Associate Professor of Geophysics Alan Kafka, a collaborator of Barnett’s, said, “With science education faculty like Mike Barnett, we are able to break down the barriers that typically exist between science departments and science education faculty and make a real difference in the careers of future teachers and the children they will teach.”

Barnett has dedicated countless hours to Saint Columbkille Partnership School, where his work has been described as “instrumental in the transformation of [the] school’s science curriculum.”

“I like being interdisciplinary,” explained Barnett. “The real world doesn’t work in silos.”

Barnett says he is always looking for ways to engage students. “You have to reach students where they are,” he said. This philosophy has led him and his research team to develop a mobile app called “Touch Tree” that allows users to identify trees and their ecological value.

His teaching is about more than educating future science teachers: He wants to get non-science majors interested in learning about science.

A grant project to revamp his undergraduate course for non-science majors has recently been designated “recommended for funding” by the National Science Foundation. In the course, students will drop data eggs in some 50 public locations throughout the Greater Boston area, including Boston, Cambridge, Newton and Waltham, to collect information on air quality. The students’ reports will be publicly available via touch foil interactive screens set up within the community.
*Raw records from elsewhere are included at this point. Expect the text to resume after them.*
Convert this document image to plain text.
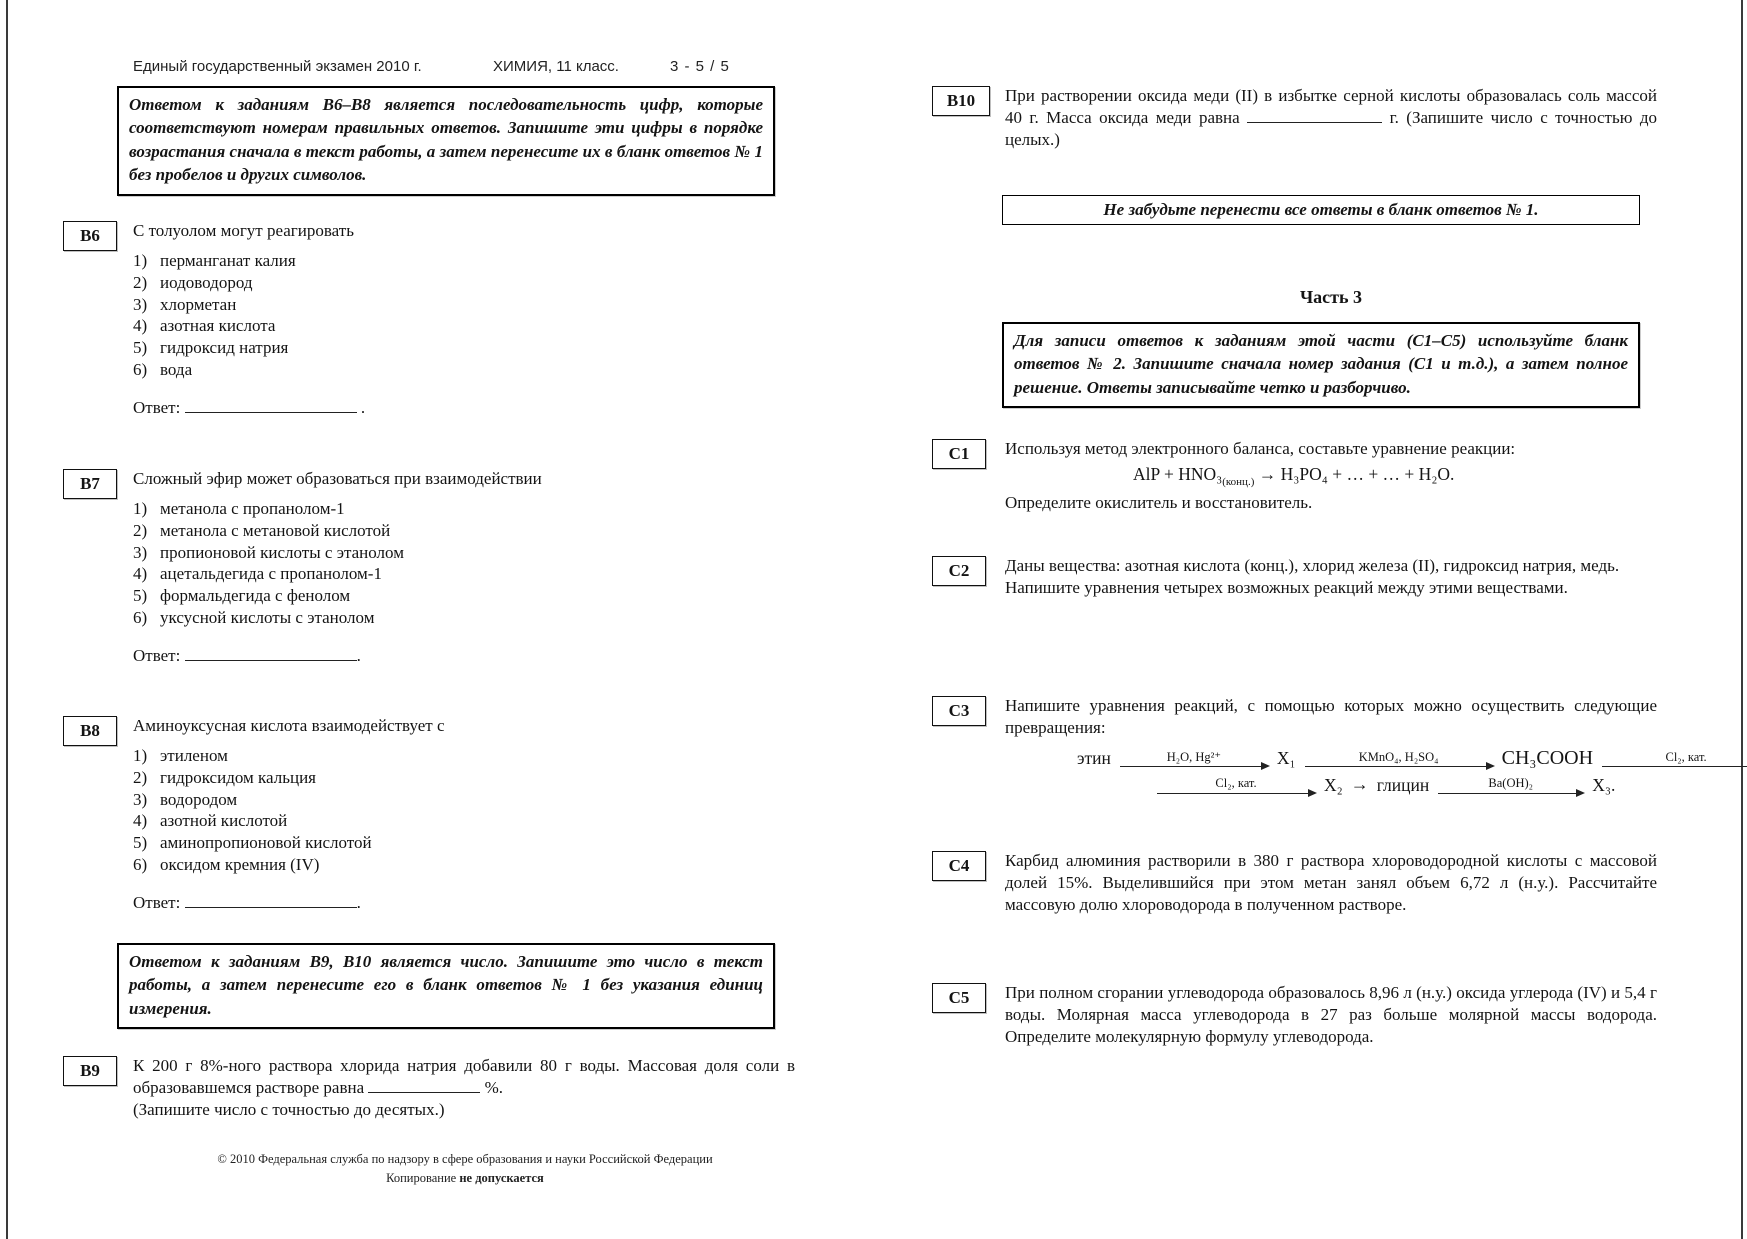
Единый государственный экзамен 2010 г.	ХИМИЯ, 11 класс.	3 - 5 / 5
Ответом к заданиям В6–В8 является последовательность цифр, которые соответствуют номерам правильных ответов. Запишите эти цифры в порядке возрастания сначала в текст работы, а затем перенесите их в бланк ответов № 1 без пробелов и других символов.
В6	С толуолом могут реагировать

1) перманганат калия
2) иодоводород
3) хлорметан
4) азотная кислота
5) гидроксид натрия
6) вода
Ответ:	.
В7	Сложный эфир может образоваться при взаимодействии

1) метанола с пропанолом-1
2) метанола с метановой кислотой
3) пропионовой кислоты с этанолом
4) ацетальдегида с пропанолом-1
5) формальдегида с фенолом
6) уксусной кислоты с этанолом
Ответ:	.
В8	Аминоуксусная кислота взаимодействует с

1) этиленом
2) гидроксидом кальция
3) водородом
4) азотной кислотой
5) аминопропионовой кислотой
6) оксидом кремния (IV)
Ответ:	.
Ответом к заданиям В9, В10 является число. Запишите это число в текст работы, а затем перенесите его в бланк ответов № 1 без указания единиц измерения.
В9	К 200 г 8%-ного раствора хлорида натрия добавили 80 г воды. Массовая доля соли в образовавшемся растворе равна	%.

(Запишите число с точностью до десятых.)

© 2010 Федеральная служба по надзору в сфере образования и науки Российской Федерации
Копирование не допускается
В10	При растворении оксида меди (II) в избытке серной кислоты образовалась соль массой 40 г. Масса оксида меди равна	г. (Запишите число с точностью до целых.)

Не забудьте перенести все ответы в бланк ответов № 1.
Часть 3
Для записи ответов к заданиям этой части (С1–С5) используйте бланк ответов № 2. Запишите сначала номер задания (С1 и т.д.), а затем полное решение. Ответы записывайте четко и разборчиво.
С1	Используя метод электронного баланса, составьте уравнение реакции:

AlP + $HNO_3_{(конц.)} \to H_3PO_4$ + … + … + H₂O.

Определите окислитель и восстановитель.

С2	Даны вещества: азотная кислота (конц.), хлорид железа (II), гидроксид натрия, медь.

Напишите уравнения четырех возможных реакций между этими веществами.

С3	Напишите уравнения реакций, с помощью которых можно осуществить следующие превращения:

этин	H₂O, Hg²⁺	X₁	KMnO₄, H₂SO₄	CH₃COOH	Cl₂, кат.
Cl₂, кат.	X₂ → глицин	Ba(OH)₂	X₃.
С4	Карбид алюминия растворили в 380 г раствора хлороводородной кислоты с массовой долей 15%. Выделившийся при этом метан занял объем 6,72 л (н.у.). Рассчитайте массовую долю хлороводорода в полученном растворе.

С5	При полном сгорании углеводорода образовалось 8,96 л (н.у.) оксида углерода (IV) и 5,4 г воды. Молярная масса углеводорода в 27 раз больше молярной массы водорода. Определите молекулярную формулу углеводорода.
For example, a bookstore in Waltham will display the findings on their window.

“The point of this project is to get the science out into places where you usually don’t see it,” said Barnett.

“If I can get non-science majors interested in how science works and reading the New York Times Science section, then I consider that a success,” he added.

Other Boston College winners of the Massachusetts Professor of the Year honors have been Professor of Economics Richard Tresch (1996) and Rattigan Professor of English Emeritus John Mahoney (1989).